Olympic Games could be scrapped if coronavirus impedes 2021 date
IOC President Thomas Bach reveals postponement has cost billions
The President of the International Olympic Committee Thomas Bach admitted on Thursday that the Tokyo Olympic Games, rescheduled for 2021 amid the coronavirus pandemic, could be scrapped altogether if COVID-19 continues to be a public health risk into next year.

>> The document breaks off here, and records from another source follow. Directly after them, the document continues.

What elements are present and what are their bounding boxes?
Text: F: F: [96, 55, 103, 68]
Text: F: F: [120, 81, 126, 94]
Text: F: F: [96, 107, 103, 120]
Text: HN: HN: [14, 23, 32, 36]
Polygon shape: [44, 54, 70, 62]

In an interview with BBC Sport, Bach shot down the idea of holding the Games 'behind closed doors.'
"This is not what we want," Bach told BBC Sport. "Because the Olympic spirit is about also uniting the fans and this is what makes the Games so unique that they're in an Olympic Stadium, all the fans from all over the world are together.
"But when it then would come to the decision... I would ask you to give me some more time for consultation with the athletes, with the World Health Organisation, with the Japanese partners."
Bach suggested there would be no Summer Olympic Games in Tokyo if the event cannot be held in 2021.
"You cannot forever employ 3,000 to 5,000 people in an organising committee," Bach said. "You cannot have the athletes being in uncertainty."
The 2022 Winter Olympic Games in Beijing are now scheduled just six months after the 2021 Summer Games in Tokyo, putting further pressure on an already packed global sports calendar.
"You cannot every year change the entire sports schedule worldwide of all the major federations. You cannot have the athletes being in uncertainty," Bach said.
"You cannot have so much overlapping with a future Olympic Games, so I have some understanding for this approach by our Japanese partners."
Whether the Tokyo Games can go ahead in 2021 will depend on the World Health Organisation's recommendations and Bach said the IOC is committed to organising the Games "in a safe environment for all the participants".
"Nobody knows what the world will look like in one year, in two months. So we have to rely on [experts] and then take the appropriate decision at the appropriate time based on this advice."
The IOC is looking at several possible measures to ensure the Games can go ahead, such as quarantines for athletes or other participants.
"What could this mean for the life in an Olympic Village and so on? All these different scenarios are under consideration and this is why I'm saying it's a mammoth task, because there are so many different options that it's not easy to address them [now]," Bach said.
"When we have a clear view on how the world will look on 23 July, 2021, then [we will] take the appropriate decisions."
The cost of postponing the Games is having a huge financial impact on the IOC and local organisers, with the IOC setting aside $800 million to offset the costs of rescheduling. The cost to the Japanese organisers is estimated to be between $2 and $6 billion.
The overruns will likely cause the Games to look different as the IOC and organisers focus on the essentials and less on the 'nice-to-haves'.
When asked why the Games hadn't been postponed sooner, Bach said it was a balance between optimists who suggested waiting to make a decision and others who pushed for immediate action.
"We could have said, 'Okay, this is it' [and cancel them]. We would have got our money being paid by insurance. And we could have started to prepare for Paris [in 2024]. But this was not a real option because this would have deprived the athletes of this unique Olympic experience."
This week, the German Bundesliga resumed playing without spectators, a move that offered some relief for Bach and for sports fans in general.
"I wish that now all the other sports are coming back," he said. "On the other hand, I was a little bit feeling for the players, how strange it must be for them, playing in these huge stadiums...
"So I hope now that is the first step. Sport has to respect the rules, like any other organisation and area of society. But that slowly, we can come back and then maybe lift these restrictions in a responsible way."
He also called upon the world's governments to support sport organisations that have taken a financial hit in the coronavirus closures.